The demolished home of Chinese activist Ni Yulan and her husband Dong Jiqin in Beijing
Critics say evicted people often receive limited compensation

The Chinese government has outlined major changes to the way in which land can be seized for redevelopment.

Under the draft proposals, using violence and coercion to make people move would be banned and owners would be able to appeal against evictions.

Anyone losing land or property would have to be given at least its market value in compensation.

Forced evictions are a key social concern in China and have frequently lead to rioting.

The country has been plagued by the perception that local authorities acquiesce in, and sometimes actively aid, summary land grabs.

China's cabinet said all strong-arm tactics used to force people to leave their properties - including violence and cutting off water or power - would be banned, the Xinhua news agency reported.
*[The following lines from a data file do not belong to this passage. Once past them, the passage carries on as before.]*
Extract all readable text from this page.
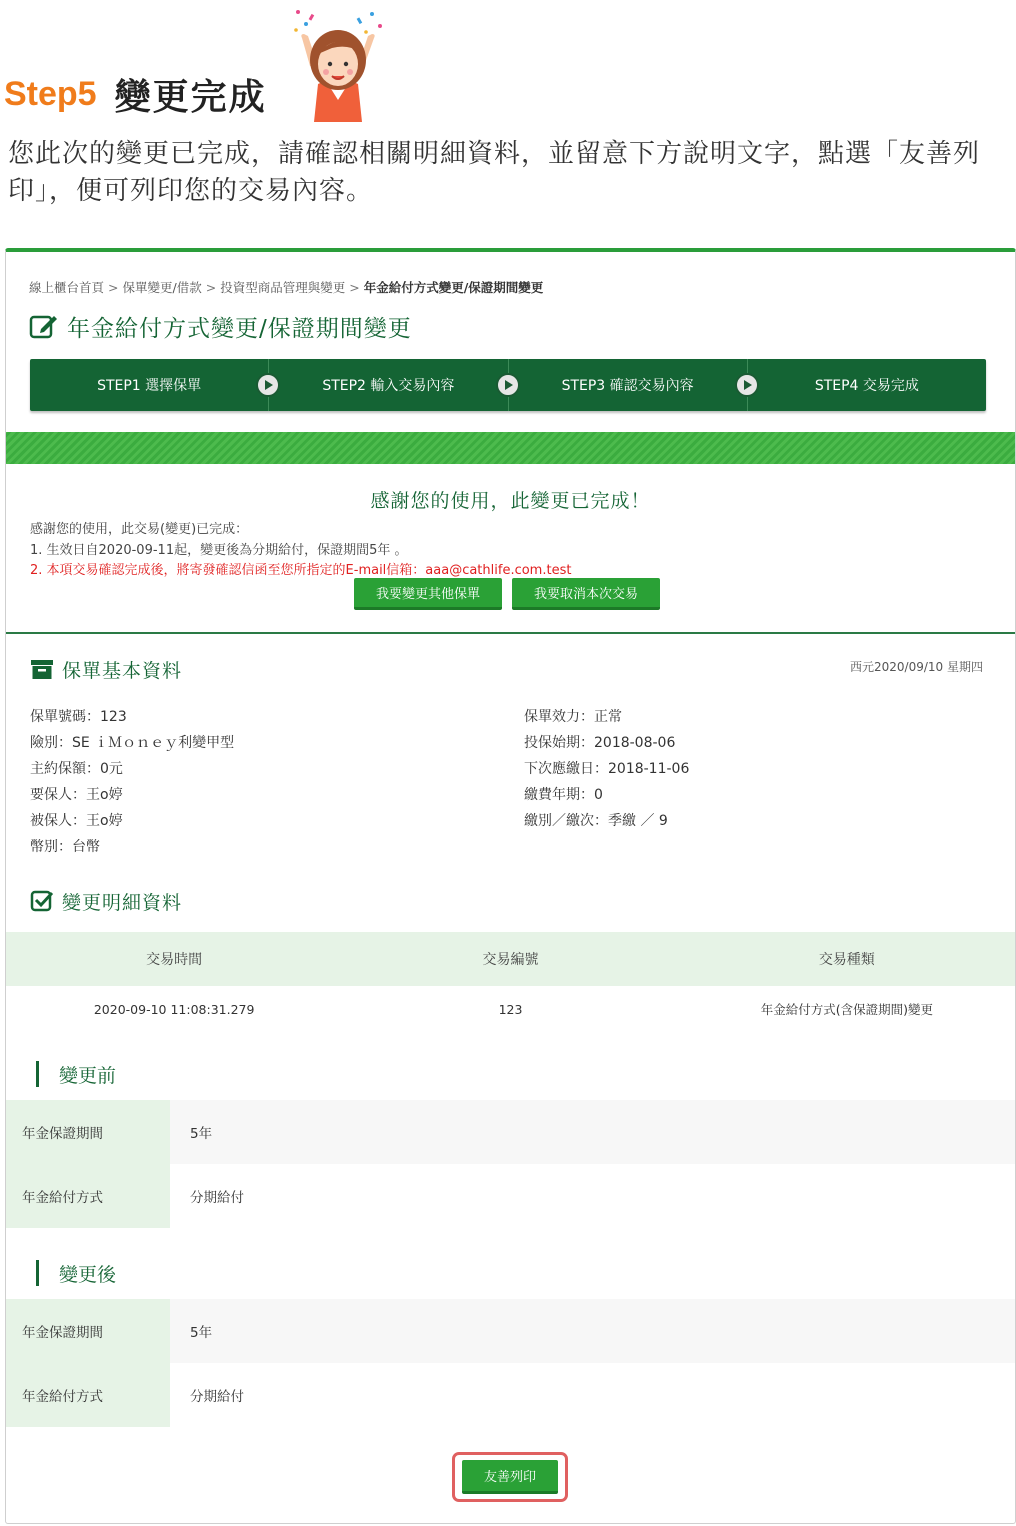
Step5 變更完成

您此次的變更已完成，請確認相關明細資料，並留意下方說明文字，點選「友善列印」，便可列印您的交易內容。

線上櫃台首頁 > 保單變更/借款 > 投資型商品管理與變更 > 年金給付方式變更/保證期間變更
年金給付方式變更/保證期間變更
STEP1 選擇保單	STEP2 輸入交易內容	STEP3 確認交易內容	STEP4 交易完成
感謝您的使用，此變更已完成！
感謝您的使用，此交易(變更)已完成：
1. 生效日自2020-09-11起，變更後為分期給付，保證期間5年 。
2. 本項交易確認完成後，將寄發確認信函至您所指定的E-mail信箱：aaa@cathlife.com.test
我要變更其他保單	我要取消本次交易
保單基本資料	西元2020/09/10 星期四
保單號碼：123
險別：SE ｉＭｏｎｅｙ利變甲型
主約保額：0元
要保人：王o婷
被保人：王o婷
幣別：台幣
保單效力：正常
投保始期：2018-08-06
下次應繳日：2018-11-06
繳費年期：0
繳別／繳次：季繳 ／ 9
變更明細資料
交易時間	交易編號	交易種類
2020-09-10 11:08:31.279	123	年金給付方式(含保證期間)變更
變更前
年金保證期間	5年
年金給付方式	分期給付
變更後
年金保證期間	5年
年金給付方式	分期給付
友善列印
Local governments would have to ensure public opinion was heard before going ahead with development.

In homes deemed to be old or dangerous - a reason often given for demolition - 90% of homeowners would have to give approval before they could be taken down.

The new proposals are open for public comment until mid-February.

Violence

All land in China is effectively controlled by the state and current laws allow local governments to claim land and confiscate homes for urban development projects.
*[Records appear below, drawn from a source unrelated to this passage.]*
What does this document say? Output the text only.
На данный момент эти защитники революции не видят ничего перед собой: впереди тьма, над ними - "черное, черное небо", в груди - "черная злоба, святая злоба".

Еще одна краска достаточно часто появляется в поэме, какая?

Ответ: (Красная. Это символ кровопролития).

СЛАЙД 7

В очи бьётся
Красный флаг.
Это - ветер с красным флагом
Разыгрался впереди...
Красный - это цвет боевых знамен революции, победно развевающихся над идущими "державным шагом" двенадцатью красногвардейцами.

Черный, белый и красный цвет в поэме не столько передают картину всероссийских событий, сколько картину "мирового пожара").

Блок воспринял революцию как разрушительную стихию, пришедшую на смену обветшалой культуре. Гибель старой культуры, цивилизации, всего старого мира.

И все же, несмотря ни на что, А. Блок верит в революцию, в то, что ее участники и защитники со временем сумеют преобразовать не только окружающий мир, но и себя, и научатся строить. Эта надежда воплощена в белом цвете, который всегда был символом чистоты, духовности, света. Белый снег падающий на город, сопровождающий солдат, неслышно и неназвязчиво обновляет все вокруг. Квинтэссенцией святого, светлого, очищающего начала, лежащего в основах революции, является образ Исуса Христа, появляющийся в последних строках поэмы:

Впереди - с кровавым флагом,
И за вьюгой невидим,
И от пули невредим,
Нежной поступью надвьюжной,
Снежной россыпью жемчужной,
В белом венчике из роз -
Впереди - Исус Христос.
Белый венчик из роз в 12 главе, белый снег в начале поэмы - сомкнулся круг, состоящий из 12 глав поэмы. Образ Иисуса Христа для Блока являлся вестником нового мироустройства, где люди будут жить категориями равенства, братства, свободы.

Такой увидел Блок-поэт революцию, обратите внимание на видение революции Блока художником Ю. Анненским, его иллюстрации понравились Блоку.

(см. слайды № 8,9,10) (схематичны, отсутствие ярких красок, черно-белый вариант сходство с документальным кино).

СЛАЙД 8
But critics say the system is open to abuse and that evictees often receive a fraction of the value of their home in compensation.

Such cases have led to several violent clashes between residents and police or private security guards.

Several people have also set themselves on fire to protest against their home being seized.

Hundreds of thousands of people in China have been moved in recent years to make way for major projects including the Three Gorges Dam and the redevelopment of the capital for the 2008 Olympics.